If I write this in my code:

PORTA = 3;

and take my measure thingy (danish for multimeter, I can see that Port a0 and a1 is high as expected. If I single step using the PIC simulator, I can see that PORTA is 0000011.

If I write this in my code:

PORTAbits.RA0 = 1;
PORTAbits.RA1 = 1;

and take my measure thingy, Port A0 is low and A1 is high. BUT, if I single step using the PIC simulator, I can see that PORTA is 00000011. Which should indicate that port A0 should be high too.

Someone please enlighten me.

 

 

 

Got it. I’ll explain here,

Got it. I’ll explain here, in case someone else needs an answer to this.

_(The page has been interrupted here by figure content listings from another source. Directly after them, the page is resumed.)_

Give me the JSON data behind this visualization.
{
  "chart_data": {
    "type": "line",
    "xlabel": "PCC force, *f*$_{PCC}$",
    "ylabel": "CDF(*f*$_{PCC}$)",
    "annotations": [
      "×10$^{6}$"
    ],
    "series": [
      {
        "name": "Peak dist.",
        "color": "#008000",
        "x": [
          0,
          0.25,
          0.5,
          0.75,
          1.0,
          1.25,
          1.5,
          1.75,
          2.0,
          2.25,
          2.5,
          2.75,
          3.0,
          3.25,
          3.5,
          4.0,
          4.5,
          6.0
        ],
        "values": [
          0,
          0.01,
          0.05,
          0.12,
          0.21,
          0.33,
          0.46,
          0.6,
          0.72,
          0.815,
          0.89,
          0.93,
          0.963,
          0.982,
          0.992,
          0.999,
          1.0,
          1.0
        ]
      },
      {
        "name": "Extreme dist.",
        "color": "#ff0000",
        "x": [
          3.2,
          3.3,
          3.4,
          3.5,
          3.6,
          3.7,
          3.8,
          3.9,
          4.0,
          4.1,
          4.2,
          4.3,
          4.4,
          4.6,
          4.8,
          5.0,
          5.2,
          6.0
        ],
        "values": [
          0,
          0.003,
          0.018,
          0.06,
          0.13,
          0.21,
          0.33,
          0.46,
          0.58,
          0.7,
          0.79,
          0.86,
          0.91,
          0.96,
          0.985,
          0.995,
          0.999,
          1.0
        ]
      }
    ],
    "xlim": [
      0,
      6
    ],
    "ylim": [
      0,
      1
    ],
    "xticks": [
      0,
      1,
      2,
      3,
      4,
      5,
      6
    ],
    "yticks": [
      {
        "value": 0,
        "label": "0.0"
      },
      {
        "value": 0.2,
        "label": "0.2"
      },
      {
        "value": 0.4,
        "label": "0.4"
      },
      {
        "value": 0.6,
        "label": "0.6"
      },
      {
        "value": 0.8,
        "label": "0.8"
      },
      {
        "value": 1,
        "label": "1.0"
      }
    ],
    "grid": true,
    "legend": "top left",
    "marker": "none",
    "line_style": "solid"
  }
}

For some reason that is buried in the datasheet, you can’t switch on two bits after another. You need a NOP instruction between, so the way to do it is either do the bitworks in a separate variable and modify PORTA in one go or

PORTAbits.RA0 = 1;
ASM(“NOP”);
PORTAbits.RA1 = 1;

Sorry

I wonder if this is the same problem Fritsy speaks of elsewhere in PicAXE. I think he has a bit somewhere which is always the opposite of what he expects it to be. Can’t quite remember.

Anyway, if you really want to optimise and set two bits one after the other, try this inline assembler:

ASM(“BSET PORTA, 0”)

ASM(“BSET PORTA, 1”)

That’s the code to set the two bits individually. I don’t know if it will work inline (I don’t know if PORTA is defined by your C preprocessor). If it doesn’t, you could try:

ASM(“BSET 0x02C2, 0”)

ASM(“BSET 0x02C2, 1”)

Where 02C2 is the address of the PORT A register. (I dunno in your compiler if this has to be decimal or hex.)

Fingers crossed: I’ve only ever used the 8-bit RISC before; never used the dsPIC33 variations…!

Thanks,I checked the

Thanks,

I checked the disassembly of my own code and it compiles into the two instructions that you write, so it is optimized.

The datasheet states, in section 10.2.1 that “One instruction cycle is required between a port direction change or port write operation and a read operation of the same port”. I don’t know how the BSET instruction works, but if it reads the port, modifies the bit and writes the new value back, the last thing the first instruction does is write to the port and the first thing the second instruction does is a read, which is a violation of the statement in 10.2.1 and the NOP is required to “calm things down” between the two operations.

Interesting

Oh, so although I correctly guessed the assembly, it wouldn’t have worked anyway. I haven’t read up on BSET, but the 8-bit RISC equivalent, BSF operates over 4 Q-cycles and it is, indeed, a read->modify->write.

Incidentally, if anyone’s wondering, that’s why a PIC running a 4MHz clock only processes instructions at 1MHz. Each instruction takes four clock cycles. Typically, the first is a decode operation, followed by a read of a memory location or a literal, a modification or processing step and a write back to the memory.

Note to anyone who hasn’t fallen asleep yet: jumps take twice as long to execute as any other instruction.